On Friday, September 23, the Upper School and the Center for Peace, Equity and Justice hosted writer and media professional, Kendra James, for Friends’ first assembly of the academic year.
Kendra James was a founding editor at Shondaland.com where she wrote and edited work for two years. She has been heard and seen on NPR, as well as other podcasts such as “Thirst Aid Kit,” “Three Swings,” “Star Trek: The Pod Directive,” “The Canon,” and “Al Jazeera.” Her writing is widely published in publications such as Elle, Marie Claire, Women’s Health Magazine, Harpers, Catapult and The Toast, among others. Before working in media, Kendra James worked in New York independent schools and Prep for Prep.

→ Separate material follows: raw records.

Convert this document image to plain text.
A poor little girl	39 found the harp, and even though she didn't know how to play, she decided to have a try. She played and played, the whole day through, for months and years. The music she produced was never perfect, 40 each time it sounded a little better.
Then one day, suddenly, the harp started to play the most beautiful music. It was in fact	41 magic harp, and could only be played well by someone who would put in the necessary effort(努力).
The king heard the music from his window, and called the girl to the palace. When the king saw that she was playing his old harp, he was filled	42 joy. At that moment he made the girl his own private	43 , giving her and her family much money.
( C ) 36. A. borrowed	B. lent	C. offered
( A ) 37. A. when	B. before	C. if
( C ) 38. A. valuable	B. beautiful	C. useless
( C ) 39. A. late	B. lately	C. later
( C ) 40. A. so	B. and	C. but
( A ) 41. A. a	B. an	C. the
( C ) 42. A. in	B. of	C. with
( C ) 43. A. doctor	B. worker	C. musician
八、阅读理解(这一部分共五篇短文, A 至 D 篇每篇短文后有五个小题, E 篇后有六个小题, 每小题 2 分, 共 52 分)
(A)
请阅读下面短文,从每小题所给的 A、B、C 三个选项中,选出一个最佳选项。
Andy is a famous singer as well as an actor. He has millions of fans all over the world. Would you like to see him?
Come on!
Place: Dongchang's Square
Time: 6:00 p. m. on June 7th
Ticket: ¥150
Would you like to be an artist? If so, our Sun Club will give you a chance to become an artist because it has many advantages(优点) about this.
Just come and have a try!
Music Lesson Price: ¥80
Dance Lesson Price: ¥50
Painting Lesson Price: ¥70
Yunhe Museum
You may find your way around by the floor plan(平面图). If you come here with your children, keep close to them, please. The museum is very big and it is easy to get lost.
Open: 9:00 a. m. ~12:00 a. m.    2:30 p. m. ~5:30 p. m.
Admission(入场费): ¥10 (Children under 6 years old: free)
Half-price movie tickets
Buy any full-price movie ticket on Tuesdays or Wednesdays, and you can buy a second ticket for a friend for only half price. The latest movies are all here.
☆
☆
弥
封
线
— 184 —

The discussion focused on James’ time in high school, where she attended the Taft School—a boarding school located in Connecticut. Her memoir, Admissions: A Memoir of Surviving Boarding School, is a fresh take on her experience as the first Black Legacy (meaning the child, grandchild or great-grandchild of a graduate of the school). This is an important distinction to James, who chronicled her “racially tinged obstacles” at the school with charm and grace, recalling a time where she and her Black and LatinX peers tried so desperately to call a place home that did not extend the same welcome.
The author walked students through a series of microaggressions she and her Black friends experienced before the term was popularized. From insensitive comments regarding her hair to mistaking her for one of the other three Black girls on campus, James reflects on these events with a combination of humor and exasperation at a segregated system overseen by an administration that ignored heightened tensions.
“There is a snowglobe aspect of being at an independent school” and there is a moment that shakes that snowglobe. For her it was a time that she was falsely accused of stealing $20 from a classmate. A combination of institutional racism, unfair treatment from the Honor Court System and lacking her own personal resources, forced her to falsely claim responsibility. This resulted in her suspension from school.
What did all of this teach her? Find someone to talk to and form a trusted circle of friends before a problem presents itself. And the best revenge? Success, of course.
Following her presentation, James took questions from students regarding gender equality and speaking up in the classroom. She also hosted a lunch discussion and a special affinity space for students who identify as BIPOC.